Selling graphics cards might be Jen-Hsun Huang's surface work; maintaining this endless war for computing power is this "arms dealer's" ultimate goal.
03
NVIDIA's "Computing Power Anxiety"
A summons can't keep Jen-Hsun Huang awake at night. His true anxiety stems from the "computing power spiral" sustaining his trillion-dollar market value, which seems to be loosening.
Jen-Hsun Huang fears not that any backdoors are found in the H20 chip but that catch-up players like DeepSeek's R2, highly anticipated and capable of causing real "damage" to top U.S. large models, don't emerge in time.
Without sufficient external pressure from China, why would OpenAI and others frantically place orders for those outrageously expensive chips?
Once global demand growth for top computing power slows, a domino effect will follow, giving competitors a prime catching-up opportunity.
That woman in a red top, also from Taiwan, China – AMD CEO Lisa Su, is closely watching the situation. Under her management, AMD is no longer just following NVIDIA. According to its financial report, in Q1 2025, AMD's revenue was $7.44 billion, a 35.9% year-on-year increase, showing strong momentum.
More importantly, its arsenal is rapidly upgrading. The upcoming MI350 series accelerators, the preview version of the MI400 series, and the accompanying ROCm 7 software stack are building an "anti-NVIDIA alliance" capable of competing with NVIDIA's CUDA ecosystem.
This alliance boasts an impressive roster.
Sam Altman, CEO of OpenAI, has publicly stated that AMD's AI chips will be used in the future. Meta is also deploying AMD's MI300 series in large quantities for the training and inference of its Llama series models.
The day after Jen-Hsun Huang announced the resumption of H20 sales, AMD immediately followed up, stating plans to restart exporting its MI308 chips to China. This AI accelerator, also tailored for the Chinese market, directly targets H20 in performance, with the intention clear: to seize the promised land originally belonging to NVIDIA.
If the "sales ban" continues, AMD will undoubtedly become the first choice for companies like DeepSeek.
After all, "the world has suffered from NVIDIA for a long time."

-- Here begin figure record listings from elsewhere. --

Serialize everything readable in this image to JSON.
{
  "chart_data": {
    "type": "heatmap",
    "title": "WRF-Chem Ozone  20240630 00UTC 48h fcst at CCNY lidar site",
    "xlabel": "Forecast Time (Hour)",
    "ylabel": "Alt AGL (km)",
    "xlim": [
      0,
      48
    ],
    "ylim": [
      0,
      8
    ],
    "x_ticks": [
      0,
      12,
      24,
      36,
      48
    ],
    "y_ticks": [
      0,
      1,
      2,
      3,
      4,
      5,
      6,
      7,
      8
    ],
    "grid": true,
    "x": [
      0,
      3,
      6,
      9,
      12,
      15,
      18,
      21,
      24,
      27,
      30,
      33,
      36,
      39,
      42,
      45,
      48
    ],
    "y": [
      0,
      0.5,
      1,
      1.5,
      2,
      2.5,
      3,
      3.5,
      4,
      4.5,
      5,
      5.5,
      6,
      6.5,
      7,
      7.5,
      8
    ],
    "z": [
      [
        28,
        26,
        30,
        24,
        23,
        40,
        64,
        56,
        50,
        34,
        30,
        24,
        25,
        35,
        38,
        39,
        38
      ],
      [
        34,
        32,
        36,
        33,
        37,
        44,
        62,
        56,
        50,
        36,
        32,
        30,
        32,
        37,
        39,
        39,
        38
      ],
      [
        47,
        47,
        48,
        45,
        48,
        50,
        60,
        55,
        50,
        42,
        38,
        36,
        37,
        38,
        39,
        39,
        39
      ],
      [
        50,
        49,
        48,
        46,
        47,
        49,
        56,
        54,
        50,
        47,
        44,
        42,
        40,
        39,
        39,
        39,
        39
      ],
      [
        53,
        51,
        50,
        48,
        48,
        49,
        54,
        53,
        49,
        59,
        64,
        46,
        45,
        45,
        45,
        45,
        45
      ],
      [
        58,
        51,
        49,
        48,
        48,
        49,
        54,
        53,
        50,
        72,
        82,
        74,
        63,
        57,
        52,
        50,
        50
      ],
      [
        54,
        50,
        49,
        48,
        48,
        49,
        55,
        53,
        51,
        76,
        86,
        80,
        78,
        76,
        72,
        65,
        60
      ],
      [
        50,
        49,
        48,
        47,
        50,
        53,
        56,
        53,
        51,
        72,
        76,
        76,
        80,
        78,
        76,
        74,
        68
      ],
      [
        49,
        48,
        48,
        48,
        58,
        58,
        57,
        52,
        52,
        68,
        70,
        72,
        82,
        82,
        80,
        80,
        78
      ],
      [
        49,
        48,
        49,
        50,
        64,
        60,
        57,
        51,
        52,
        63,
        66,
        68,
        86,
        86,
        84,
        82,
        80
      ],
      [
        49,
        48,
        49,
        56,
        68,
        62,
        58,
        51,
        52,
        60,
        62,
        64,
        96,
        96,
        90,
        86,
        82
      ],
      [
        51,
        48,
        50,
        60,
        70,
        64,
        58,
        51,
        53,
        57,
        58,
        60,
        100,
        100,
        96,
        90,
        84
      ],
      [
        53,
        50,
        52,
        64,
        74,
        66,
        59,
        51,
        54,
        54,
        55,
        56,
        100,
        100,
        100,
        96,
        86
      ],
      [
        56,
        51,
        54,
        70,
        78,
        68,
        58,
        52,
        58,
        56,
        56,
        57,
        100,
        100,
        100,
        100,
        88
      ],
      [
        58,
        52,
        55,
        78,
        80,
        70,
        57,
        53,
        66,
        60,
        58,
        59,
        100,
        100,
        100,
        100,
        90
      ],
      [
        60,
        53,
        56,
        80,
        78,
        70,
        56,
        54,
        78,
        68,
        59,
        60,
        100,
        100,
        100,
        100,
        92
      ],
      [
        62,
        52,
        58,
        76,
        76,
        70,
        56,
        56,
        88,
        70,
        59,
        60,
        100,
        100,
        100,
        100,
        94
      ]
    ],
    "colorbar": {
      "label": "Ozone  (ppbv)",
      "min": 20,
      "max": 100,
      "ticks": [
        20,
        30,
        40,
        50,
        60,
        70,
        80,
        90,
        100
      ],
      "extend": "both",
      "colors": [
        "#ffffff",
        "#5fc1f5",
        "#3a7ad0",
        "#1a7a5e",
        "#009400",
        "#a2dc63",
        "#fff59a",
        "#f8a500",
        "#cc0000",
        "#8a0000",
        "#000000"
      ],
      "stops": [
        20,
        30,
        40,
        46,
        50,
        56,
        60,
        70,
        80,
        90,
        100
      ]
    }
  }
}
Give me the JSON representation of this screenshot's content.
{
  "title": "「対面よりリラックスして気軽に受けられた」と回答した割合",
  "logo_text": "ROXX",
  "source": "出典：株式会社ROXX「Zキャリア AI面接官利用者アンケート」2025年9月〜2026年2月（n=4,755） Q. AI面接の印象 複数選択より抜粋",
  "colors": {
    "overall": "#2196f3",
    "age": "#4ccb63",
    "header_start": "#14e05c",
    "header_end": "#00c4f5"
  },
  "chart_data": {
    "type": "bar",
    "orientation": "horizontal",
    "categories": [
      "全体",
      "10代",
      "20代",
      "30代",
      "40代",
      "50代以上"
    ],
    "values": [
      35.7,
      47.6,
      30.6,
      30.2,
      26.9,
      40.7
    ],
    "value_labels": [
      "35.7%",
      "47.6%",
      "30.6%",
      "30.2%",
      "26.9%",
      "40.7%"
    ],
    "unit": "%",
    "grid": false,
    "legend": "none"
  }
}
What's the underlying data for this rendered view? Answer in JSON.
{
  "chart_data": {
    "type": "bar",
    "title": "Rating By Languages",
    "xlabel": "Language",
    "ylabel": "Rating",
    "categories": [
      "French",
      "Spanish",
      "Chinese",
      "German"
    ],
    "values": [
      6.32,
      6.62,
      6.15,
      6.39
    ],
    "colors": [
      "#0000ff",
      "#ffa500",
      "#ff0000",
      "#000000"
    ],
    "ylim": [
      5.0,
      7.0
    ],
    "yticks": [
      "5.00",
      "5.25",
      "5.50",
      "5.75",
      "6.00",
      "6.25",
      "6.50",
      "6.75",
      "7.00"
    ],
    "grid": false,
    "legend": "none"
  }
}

Besides AMD, there are challengers from China itself. Huawei's Ascend 910 series is already widely used in Chinese enterprises. Even Jen-Hsun Huang admits that Huawei has a full-stack capability ranging from chip design to system engineering and cloud services, a "very powerful capability." Any sign of weakened computing power demand will give these catch-up players valuable breathing room and overtaking opportunities.
And this will directly threaten the grand chess game Jen-Hsun Huang has laid out for the future. He has invested heavily, spending billions of dollars to build AI supercomputer centers in Taiwan, China. These investments, easily reaching tens of billions or even hundreds of billions, are all based on a core assumption: in the future world, the demand for computing power will grow exponentially without end.
If this assumption's foundation cracks due to subtle competitive landscape changes, all his forward-looking layouts may turn into huge bubbles.
Compared to walking into the Cyberspace Administration of China's meeting room, Jen-Hsun Huang fears more seeing the silence on DeepSeek's official website, the loss of fighting spirit by Liang Wenfeng and others, and the abrupt halt of the competition spiral sustaining his AI empire.